I needed a better algorithm to define the broker.id. I switched form using the bash script using an IP -> broker.id mapping to using the following python script:

import os
from kazoo.client import KazooClient

zk = KazooClient(hosts=os.getenv('ZOOKEEPER_SERVER_1'))
zk.start()

zk_broker_ids = zk.get_children('/brokers/ids')
set_broker_ids = set(map(int, zk_broker_ids))
possible_broker_ids = set(range(100))

broker_id = sorted(possible_broker_ids - set_broker_ids)[0]

print broker_id

This algorithm checks with the zookeeper cluster to get all current boxes. It then gets the lowest broker.id that is not taken by a different box. This simple algorithm change makes all the difference for ease of scaling.

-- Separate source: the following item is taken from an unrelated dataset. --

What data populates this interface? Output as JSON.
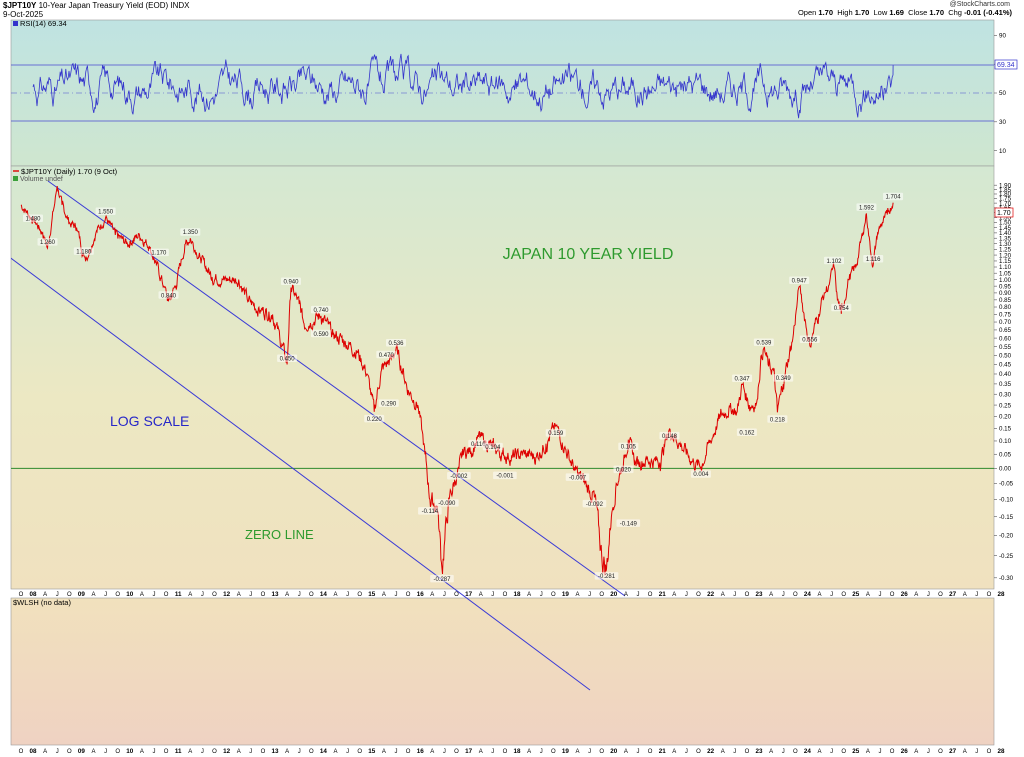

Lets go back to a scenario where I needed to replace a box. I had boxes 1,2,3 and killed box 2. When the autoscaler launched a new box, the broker was assigned the lowest available broker.id (2). After startup, the new broker 2 saw that it should have had the data that the old, removed broker 2 had. It then began to sync itself into the cluster, to get full copies of all the data, and eventually became a leader of some of the partitions. All of this happens with no manual work from developers! (See the visual below)

Scale Down 2: Part 1

Scale Down 2: Part 2

I was getting to a place where switching out boxes and growing the cluster was becoming very easy. There was still a limiting factor though: time to sync in a node. Going back to the scenario where there are 3 boxes with broker.id 1,2,3 and say each box had upwards of 1 TB of data on it. Box 3 now dies. It was very slow for new broker 3 to sync into the cluster and for the cluster to get back to a completely safe state. Could I shorten this time?

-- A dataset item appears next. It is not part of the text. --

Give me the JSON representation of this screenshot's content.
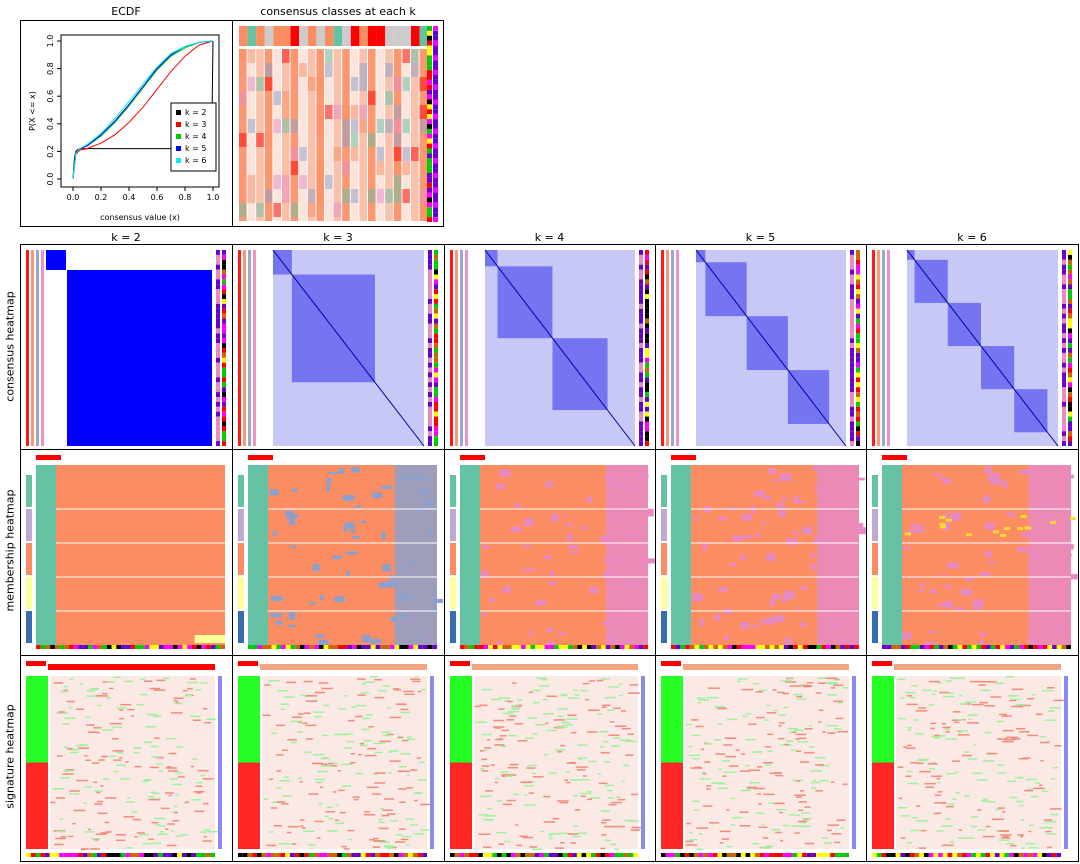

The answer was obviously yes, and to do it I needed to use two different technologies: AWS’ Elastic Block Store(EBS) and Docker volume mounts. EBS allows for specification of an independent storage device that can attach to an EC2 box. So if I had a Kafka box running, I could mount an EBS volume at / on that computer. I could then ensure that Kafka was writing all of its data to / using Docker volume mounts. All the data written to / will actually be written to the EBS volume. In a pinch, I could manually take that EBS volume, detach it from the box, and mount it on another machine. Suddenly, I had the ability to take all the data from a box that was shutting down and move it to a new box quickly!

Through a series of steps and improvements, it is now fast, simple, and easy to scale our Kafka infrastructure. When there is so much else I have to put my attention on, scaling boxes should be kept out of site and out of mind. I recommend taking similar steps in your own cluster to make scaling Kafka easy.